Cryptography guidelines

All communication is designed with security and privacy in mind. Here we discuss some details that are generally true for the systems.

Versioning

All cryptographic primitives and ciphertexts in the system are versioned in their context. This means seamless replacement of old ciphers or configurations may take place once the new cryptography has widespread support.

Symmetric cryptography

The AES symmetric encryption cipher is used with AES-SIV mode primarily. This mode is one of the most robust that is available, but it’s more resource demanding. The performance loss is relatively low because it is a clever construction of two other AES cipher modes: AES-CBC and AES-CTR. These two have support by the WebCrypto API in all relevant browsers. Using the high performance native modes, the performance of the AES-SIV construct is comparable to popular Javascript implementations of alternative ciphers like ChaCha or Salsa.

Noteworthy properties of AES-SIV:

  • It is an authenticated encryption, meaning it provides authenticity in addition to confidentiality.

  • The security it provides hardly degrades even when accidentally using repeating nonce values.

  • It is usable for key-wrapping.

  • It is a stream cipher. (even though it’s offline, meaning it needs two passes over a data)

Security value choices:

  • Nonce values are 12 bytes of CSPRNG or securely derived hash values.

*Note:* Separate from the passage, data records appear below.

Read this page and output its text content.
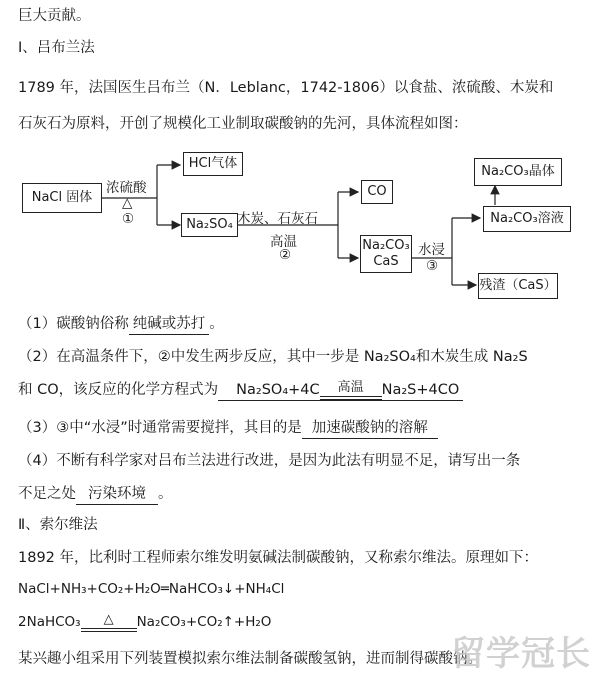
巨大贡献。
Ⅰ、吕布兰法
1789 年，法国医生吕布兰（N．Leblanc，1742-1806）以食盐、浓硫酸、木炭和
石灰石为原料，开创了规模化工业制取碳酸钠的先河，具体流程如图：
NaCl 固体
浓硫酸
△
①
HCl气体
Na₂SO₄ 木炭、石灰石
高温
②
CO
Na₂CO₃
CaS
水浸
③
Na₂CO₃晶体
Na₂CO₃溶液
残渣（CaS）
（1）碳酸钠俗称 纯碱或苏打 。
（2）在高温条件下，②中发生两步反应，其中一步是 Na₂SO₄和木炭生成 Na₂S
和 CO，该反应的化学方程式为 Na₂SO₄+4C	高温	Na₂S+4CO
（3）③中“水浸”时通常需要搅拌，其目的是 加速碳酸钠的溶解
（4）不断有科学家对吕布兰法进行改进，是因为此法有明显不足，请写出一条
不足之处 污染环境 。
Ⅱ、索尔维法
1892 年，比利时工程师索尔维发明氨碱法制碳酸钠，又称索尔维法。原理如下：
NaCl+NH₃+CO₂+H₂O═NaHCO₃↓+NH₄Cl
2NaHCO₃	△	Na₂CO₃+CO₂↑+H₂O
某兴趣小组采用下列装置模拟索尔维法制备碳酸氢钠，进而制得碳酸钠。
留学冠长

  • We use keys that are equivalent to having 32 bytes of security for most AES modes. For AES-SIV this actually requires 64 bytes of length. These are usually generated with HKDF from a 32 byte true key.

Future improvements:

  • Once the WebCrypto API is updated, using AES-GCM-SIV would improve performance greatly.

Hashing

Hashing is a multi-purpose cryptographical operation with many uses. Depending on the context we use SHA2 and SHA3 (Keccak). Where it is necessary for safety the digests are truncated to prevent length-extension-attacks.

Key derivation

To improve security and segment the confidentiality of encryption contexts, symmetric encryption keys are derived using HKDF. Key derivation is done with some high entropy constants and dynamic info/context value.

Asymmetric cryptography

For asymmetric encryption we use the popular 25519 curves for both signing and encryption. These curves have great security properties and their implementation is more straight forward than the NIST curves, making them favorable usually. Each account will have two 25519 curve pairs for encryption and signing. The ECDH facilitated by these curves allows two accounts to send each other messages securely. For identity assurance, the keypair used for signing is used to create a signature chain of the account’s public keyring. By securely encrypting a fingerprint of a peer account’s public singing key, their identity can be checked to be consistent. Utilizing this can prevent the servers from performing man-in-the-middle attacks.